Some leading Democrats, led by Senator Dianne Feinstein of California, chairwoman of the Senate Intelligence Committee, have asked Mr. Obama to declare that the “sole purpose” of the country’s nuclear arsenal is to deter nuclear attack. “We’re under considerable pressure on this one within our own party,” one of Mr. Obama’s national security advisers said recently.
But inside the Pentagon and among many officials in the White House, Mr. Obama has been urged to retain more ambiguous wording — declaring that deterring nuclear attack is the primary purpose of the American arsenal, not the only one. That would leave open the option of using nuclear weapons against foes that might threaten the United States with biological or chemical weapons or transfer nuclear material to terrorists.
Any compromise wording that leaves in place elements of the Bush-era pre-emption policy, or suggests the United States could use nuclear weapons against a non-nuclear adversary, would disappoint many on the left wing of his party, and some arms control advocates.
“Any declaration that deterring a nuclear attack is a ‘primary purpose’ of our arsenal leaves open the possibility that there are other purposes, and it would not reflect any reduced reliance on nuclear weapons,” said Daryl G. Kimball, the executive director of the Arms Control Association. “It wouldn’t be consistent with what the president said in his speech in Prague” a year ago, when he laid out an ambitious vision for moving toward the elimination of nuclear weapons.
Mr. Obama’s base has already complained in recent months that he has failed to break from Bush era national security policy in some fundamental ways. They cite, for example, his stepped-up use of drones to strike suspected terrorists in Pakistan and his failure to close the Guantánamo Bay detention facility by January as Mr. Obama had promised.
While Mr. Obama ended financing last year for a new nuclear warhead sought by the Bush administration, the new strategy goes further. It commits Mr. Obama to developing no new nuclear weapons, including a low-yield, deeply-burrowing nuclear warhead that the Pentagon sought to strike buried targets, like the nuclear facilities in North Korea and Iran.

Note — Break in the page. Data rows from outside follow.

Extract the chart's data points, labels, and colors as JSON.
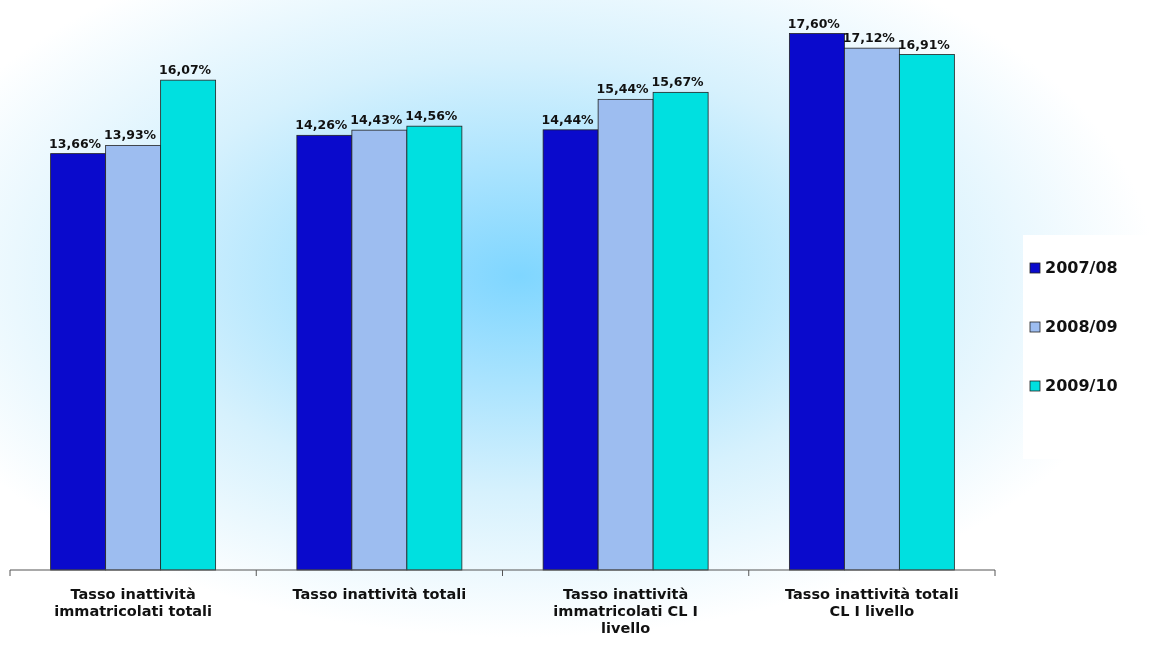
{
  "chart_data": {
    "type": "bar",
    "categories": [
      "Tasso inattività immatricolati totali",
      "Tasso inattività totali",
      "Tasso inattività immatricolati CL I livello",
      "Tasso inattività totali CL I livello"
    ],
    "series": [
      {
        "name": "2007/08",
        "color": "#0a0acc",
        "values": [
          13.66,
          14.26,
          14.44,
          17.6
        ],
        "value_labels": [
          "13,66%",
          "14,26%",
          "14,44%",
          "17,60%"
        ]
      },
      {
        "name": "2008/09",
        "color": "#9dbdf0",
        "values": [
          13.93,
          14.43,
          15.44,
          17.12
        ],
        "value_labels": [
          "13,93%",
          "14,43%",
          "15,44%",
          "17,12%"
        ]
      },
      {
        "name": "2009/10",
        "color": "#00e0e0",
        "values": [
          16.07,
          14.56,
          15.67,
          16.91
        ],
        "value_labels": [
          "16,07%",
          "14,56%",
          "15,67%",
          "16,91%"
        ]
      }
    ],
    "ylim": [
      0,
      18.7
    ],
    "tick_labels": "x",
    "legend": "right",
    "grid": false
  }
}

Mr. Obama, officials said, has determined he could not stop other countries from seeking new weapons if the United States was doing the same.
Still, some of Mr. Obama’s critics in his own party say the change is symbolic because he is spending more to improve old weapons.
At the center of the new strategy is a renewed focus on arms control and nonproliferation agreements, which were largely dismissed by the Bush administration. That includes an effort to win passage of the Comprehensive Test Ban Treaty, which was defeated during the Clinton administration and faces huge hurdles in the Senate, and revisions of the Nuclear Nonproliferation Treaty to close loopholes that critics say have been exploited by Iran and North Korea.
Mr. Obama’s reliance on new, non-nuclear Prompt Global Strike weapons is bound to be contentious. As described by advocates within the Pentagon and in the military, the new weapons could achieve the effects of a nuclear weapon, without turning a conventional war into a nuclear one. As a result, the administration believes it could create a new form of deterrence — a way to contain countries that possess or hope to develop nuclear, biological or chemical weapons, without resorting to a nuclear option.